Electronic spectroscopy of ^~A-^~X transitions of jet-cooled calcium monoalkoxide radicals: spin-ro-vibronic structure of nonlinear polyatomic molecules as candidates for direct laser cooling

Alkaline earth monoalkoxide free radicals are promising candidates for laser cooling. Here we report a combined experimental and computational investigation of the spin-vibronic structure of the lowest electronic states of calcium methoxide [CaOCH₃ (C_3v)], ethoxide [CaOC₂H₅ (C_s)], and isopropoxide [CaOCH(CH₃)₂ (C_s)]. Laser-induced fluorescence/dispersed fluorescence (LIF/DF) and cavity ring-down spectra of the ^~A-^~X transitions were recorded under jet-cooled conditions. The ~A₂-^~A₁ energy separation of vibronic levels is attributed to the spin-orbit (SO) interaction and, in the case of the two asymmetric tops, the difference potential between the A’ and A’’ states, both of which affect the rotational and fine structure of the nearly degenerate ^~A₁/ ^~A ₂ states.
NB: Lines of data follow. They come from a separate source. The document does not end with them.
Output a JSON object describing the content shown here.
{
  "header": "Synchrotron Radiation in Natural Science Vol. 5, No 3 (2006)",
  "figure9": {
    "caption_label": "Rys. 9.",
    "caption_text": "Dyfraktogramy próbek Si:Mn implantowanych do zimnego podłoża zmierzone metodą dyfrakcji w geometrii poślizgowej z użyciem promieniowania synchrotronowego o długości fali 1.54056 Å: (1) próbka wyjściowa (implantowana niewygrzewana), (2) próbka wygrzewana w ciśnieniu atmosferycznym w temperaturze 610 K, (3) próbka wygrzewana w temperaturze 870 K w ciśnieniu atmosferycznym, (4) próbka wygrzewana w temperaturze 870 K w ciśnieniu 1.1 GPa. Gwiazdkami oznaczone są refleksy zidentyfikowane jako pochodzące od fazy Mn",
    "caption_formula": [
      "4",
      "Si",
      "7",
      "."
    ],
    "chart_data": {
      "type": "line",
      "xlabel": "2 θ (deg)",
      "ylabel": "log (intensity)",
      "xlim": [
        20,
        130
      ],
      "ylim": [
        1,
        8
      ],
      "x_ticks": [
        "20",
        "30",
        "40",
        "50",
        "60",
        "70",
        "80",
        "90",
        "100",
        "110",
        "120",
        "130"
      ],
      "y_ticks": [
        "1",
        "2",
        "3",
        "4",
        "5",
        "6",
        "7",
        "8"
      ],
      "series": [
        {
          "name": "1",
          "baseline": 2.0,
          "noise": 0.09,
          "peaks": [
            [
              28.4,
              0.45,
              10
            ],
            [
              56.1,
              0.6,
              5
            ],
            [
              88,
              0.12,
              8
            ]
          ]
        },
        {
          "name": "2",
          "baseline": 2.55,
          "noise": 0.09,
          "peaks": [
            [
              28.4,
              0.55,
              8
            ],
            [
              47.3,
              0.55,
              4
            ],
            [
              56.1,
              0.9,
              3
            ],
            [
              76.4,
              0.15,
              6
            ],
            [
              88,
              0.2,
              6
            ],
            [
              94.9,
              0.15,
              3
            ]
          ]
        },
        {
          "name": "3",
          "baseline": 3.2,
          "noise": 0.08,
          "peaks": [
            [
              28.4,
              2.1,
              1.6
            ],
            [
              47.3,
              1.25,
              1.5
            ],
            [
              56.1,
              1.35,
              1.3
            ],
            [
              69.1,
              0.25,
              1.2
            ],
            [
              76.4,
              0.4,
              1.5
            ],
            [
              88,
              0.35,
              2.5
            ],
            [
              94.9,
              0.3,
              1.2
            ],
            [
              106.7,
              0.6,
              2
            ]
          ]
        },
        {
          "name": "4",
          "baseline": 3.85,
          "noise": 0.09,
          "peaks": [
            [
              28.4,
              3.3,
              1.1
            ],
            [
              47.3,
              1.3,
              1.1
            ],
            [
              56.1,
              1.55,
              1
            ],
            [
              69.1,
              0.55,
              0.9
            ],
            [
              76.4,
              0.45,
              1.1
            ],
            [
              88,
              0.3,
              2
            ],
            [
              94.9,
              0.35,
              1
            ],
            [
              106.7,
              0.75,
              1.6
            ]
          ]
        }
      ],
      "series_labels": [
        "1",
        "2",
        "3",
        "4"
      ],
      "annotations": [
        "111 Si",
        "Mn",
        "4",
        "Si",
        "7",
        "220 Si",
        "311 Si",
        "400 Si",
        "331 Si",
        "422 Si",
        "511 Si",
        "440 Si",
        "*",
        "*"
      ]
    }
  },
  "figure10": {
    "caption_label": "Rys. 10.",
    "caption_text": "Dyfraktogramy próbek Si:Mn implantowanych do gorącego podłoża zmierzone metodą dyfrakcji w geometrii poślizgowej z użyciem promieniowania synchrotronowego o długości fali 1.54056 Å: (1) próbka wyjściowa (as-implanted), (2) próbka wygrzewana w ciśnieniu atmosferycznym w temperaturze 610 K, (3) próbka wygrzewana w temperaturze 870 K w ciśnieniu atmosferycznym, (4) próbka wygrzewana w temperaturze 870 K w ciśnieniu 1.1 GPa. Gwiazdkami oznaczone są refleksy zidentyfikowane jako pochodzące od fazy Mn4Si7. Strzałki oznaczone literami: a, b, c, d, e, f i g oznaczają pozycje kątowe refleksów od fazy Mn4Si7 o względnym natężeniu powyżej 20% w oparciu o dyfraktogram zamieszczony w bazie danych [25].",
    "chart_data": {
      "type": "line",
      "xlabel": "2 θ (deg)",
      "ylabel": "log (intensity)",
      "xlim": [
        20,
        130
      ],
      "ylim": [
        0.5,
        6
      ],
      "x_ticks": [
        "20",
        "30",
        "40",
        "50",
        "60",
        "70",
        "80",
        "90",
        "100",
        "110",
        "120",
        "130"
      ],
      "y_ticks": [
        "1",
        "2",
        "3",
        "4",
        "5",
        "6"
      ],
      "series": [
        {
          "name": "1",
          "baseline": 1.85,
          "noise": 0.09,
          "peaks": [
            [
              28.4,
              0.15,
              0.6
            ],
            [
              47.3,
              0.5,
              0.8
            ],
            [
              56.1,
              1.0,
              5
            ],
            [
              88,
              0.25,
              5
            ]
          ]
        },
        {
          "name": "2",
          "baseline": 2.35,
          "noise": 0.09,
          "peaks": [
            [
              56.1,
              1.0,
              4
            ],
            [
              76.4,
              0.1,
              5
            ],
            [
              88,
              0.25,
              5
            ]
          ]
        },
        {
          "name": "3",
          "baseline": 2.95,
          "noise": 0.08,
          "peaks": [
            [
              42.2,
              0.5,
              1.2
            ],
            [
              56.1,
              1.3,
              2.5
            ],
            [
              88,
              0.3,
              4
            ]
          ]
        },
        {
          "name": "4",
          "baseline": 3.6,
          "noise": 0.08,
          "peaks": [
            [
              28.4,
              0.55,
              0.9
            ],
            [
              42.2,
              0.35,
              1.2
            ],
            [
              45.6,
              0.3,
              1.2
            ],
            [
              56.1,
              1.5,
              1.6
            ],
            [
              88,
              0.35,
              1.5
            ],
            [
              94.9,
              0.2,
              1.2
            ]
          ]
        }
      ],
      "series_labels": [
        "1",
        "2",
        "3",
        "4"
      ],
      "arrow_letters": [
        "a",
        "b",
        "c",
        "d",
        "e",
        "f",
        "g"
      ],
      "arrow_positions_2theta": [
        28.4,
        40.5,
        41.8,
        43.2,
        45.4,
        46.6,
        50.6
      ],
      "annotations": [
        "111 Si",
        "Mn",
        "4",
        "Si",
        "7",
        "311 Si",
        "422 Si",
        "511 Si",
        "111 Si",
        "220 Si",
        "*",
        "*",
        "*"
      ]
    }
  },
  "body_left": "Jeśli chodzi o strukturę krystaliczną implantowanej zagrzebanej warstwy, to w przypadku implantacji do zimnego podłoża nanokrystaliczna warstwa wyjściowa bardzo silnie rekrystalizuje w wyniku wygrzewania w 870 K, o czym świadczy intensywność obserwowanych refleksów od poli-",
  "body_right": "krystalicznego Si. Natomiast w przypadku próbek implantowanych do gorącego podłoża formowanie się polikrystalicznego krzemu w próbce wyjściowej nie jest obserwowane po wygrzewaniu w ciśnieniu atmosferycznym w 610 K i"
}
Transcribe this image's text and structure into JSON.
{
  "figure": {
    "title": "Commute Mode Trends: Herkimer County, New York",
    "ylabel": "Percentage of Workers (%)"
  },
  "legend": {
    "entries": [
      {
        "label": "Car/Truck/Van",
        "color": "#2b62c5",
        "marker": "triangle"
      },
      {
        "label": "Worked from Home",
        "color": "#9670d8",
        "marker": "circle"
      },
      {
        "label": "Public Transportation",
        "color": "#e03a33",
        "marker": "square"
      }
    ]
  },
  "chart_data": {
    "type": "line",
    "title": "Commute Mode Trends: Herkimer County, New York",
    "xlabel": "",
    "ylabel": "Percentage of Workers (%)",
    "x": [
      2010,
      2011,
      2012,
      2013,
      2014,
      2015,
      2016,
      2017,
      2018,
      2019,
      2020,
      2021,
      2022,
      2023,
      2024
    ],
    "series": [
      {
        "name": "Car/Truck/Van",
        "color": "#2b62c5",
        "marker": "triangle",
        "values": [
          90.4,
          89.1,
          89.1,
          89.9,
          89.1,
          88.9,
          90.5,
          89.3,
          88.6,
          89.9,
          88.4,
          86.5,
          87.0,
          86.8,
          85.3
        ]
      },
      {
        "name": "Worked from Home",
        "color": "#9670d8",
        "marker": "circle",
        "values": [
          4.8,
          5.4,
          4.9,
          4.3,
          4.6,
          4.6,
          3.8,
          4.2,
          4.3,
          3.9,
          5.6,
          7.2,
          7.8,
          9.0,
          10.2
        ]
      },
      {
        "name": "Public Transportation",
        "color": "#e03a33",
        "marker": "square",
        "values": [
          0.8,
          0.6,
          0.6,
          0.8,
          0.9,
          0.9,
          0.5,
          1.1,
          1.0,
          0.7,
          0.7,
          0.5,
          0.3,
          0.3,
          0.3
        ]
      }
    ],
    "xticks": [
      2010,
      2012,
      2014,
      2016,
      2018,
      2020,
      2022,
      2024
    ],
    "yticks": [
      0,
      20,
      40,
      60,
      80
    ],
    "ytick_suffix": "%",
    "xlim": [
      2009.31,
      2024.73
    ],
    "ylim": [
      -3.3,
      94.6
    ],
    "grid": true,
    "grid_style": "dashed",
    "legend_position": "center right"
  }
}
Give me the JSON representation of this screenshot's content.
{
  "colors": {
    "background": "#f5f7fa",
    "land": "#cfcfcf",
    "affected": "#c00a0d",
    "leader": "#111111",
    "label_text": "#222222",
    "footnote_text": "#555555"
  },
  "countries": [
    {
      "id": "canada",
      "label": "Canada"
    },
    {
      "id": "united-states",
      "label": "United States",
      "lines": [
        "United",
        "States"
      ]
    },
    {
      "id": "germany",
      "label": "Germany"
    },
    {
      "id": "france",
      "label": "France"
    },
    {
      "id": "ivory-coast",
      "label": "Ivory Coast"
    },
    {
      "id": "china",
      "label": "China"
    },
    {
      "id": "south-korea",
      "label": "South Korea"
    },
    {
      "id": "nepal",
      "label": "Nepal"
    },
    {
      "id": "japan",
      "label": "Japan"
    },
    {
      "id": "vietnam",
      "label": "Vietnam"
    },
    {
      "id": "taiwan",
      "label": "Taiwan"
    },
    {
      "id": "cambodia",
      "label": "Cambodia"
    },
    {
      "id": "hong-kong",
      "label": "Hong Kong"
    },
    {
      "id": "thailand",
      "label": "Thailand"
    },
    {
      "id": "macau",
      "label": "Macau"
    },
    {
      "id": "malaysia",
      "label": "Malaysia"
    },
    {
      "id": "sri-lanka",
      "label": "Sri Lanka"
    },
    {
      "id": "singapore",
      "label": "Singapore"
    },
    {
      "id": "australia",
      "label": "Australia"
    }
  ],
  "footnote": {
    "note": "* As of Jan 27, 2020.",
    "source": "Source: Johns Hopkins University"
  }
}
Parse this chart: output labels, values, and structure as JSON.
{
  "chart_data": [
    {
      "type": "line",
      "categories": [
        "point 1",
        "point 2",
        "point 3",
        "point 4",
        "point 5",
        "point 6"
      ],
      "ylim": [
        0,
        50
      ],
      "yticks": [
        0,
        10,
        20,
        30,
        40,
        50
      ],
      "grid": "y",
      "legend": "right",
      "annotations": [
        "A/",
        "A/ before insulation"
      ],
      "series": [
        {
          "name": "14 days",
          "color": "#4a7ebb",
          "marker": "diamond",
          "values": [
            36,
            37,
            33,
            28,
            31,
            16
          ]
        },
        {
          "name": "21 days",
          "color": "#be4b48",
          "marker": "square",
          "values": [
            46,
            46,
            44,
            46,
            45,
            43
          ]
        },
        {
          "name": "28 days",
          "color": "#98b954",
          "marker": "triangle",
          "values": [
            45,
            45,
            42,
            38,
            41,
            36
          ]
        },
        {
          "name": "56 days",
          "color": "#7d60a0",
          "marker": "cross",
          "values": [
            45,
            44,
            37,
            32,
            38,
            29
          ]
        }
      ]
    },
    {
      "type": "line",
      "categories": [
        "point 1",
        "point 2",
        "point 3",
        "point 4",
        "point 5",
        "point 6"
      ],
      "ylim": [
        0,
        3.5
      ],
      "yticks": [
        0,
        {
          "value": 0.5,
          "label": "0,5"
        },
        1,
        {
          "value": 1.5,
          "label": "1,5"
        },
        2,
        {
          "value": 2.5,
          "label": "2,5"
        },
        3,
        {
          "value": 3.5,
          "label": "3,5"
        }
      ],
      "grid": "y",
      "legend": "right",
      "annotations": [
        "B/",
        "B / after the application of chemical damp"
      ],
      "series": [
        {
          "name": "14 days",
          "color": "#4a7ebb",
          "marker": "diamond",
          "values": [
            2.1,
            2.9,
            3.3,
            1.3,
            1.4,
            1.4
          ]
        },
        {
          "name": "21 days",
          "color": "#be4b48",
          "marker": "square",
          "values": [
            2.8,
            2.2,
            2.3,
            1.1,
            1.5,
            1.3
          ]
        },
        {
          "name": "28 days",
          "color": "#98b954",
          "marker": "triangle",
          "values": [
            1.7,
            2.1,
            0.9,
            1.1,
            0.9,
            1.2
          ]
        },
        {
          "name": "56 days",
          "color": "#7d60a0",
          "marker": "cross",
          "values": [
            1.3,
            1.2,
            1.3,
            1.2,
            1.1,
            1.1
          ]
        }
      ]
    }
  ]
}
A spin-vibronic Hamiltonian has been developed in a quasi-diabatic basis for the spectral simulation, aided by ab initio calculations. The (pseudo-)Jahn-Teller and SO interactions induce off-diagonal Franck-Condon matrix elements, leading to vibronic transitions that are forbidden or negligible under the Born-Oppenheimer approximation.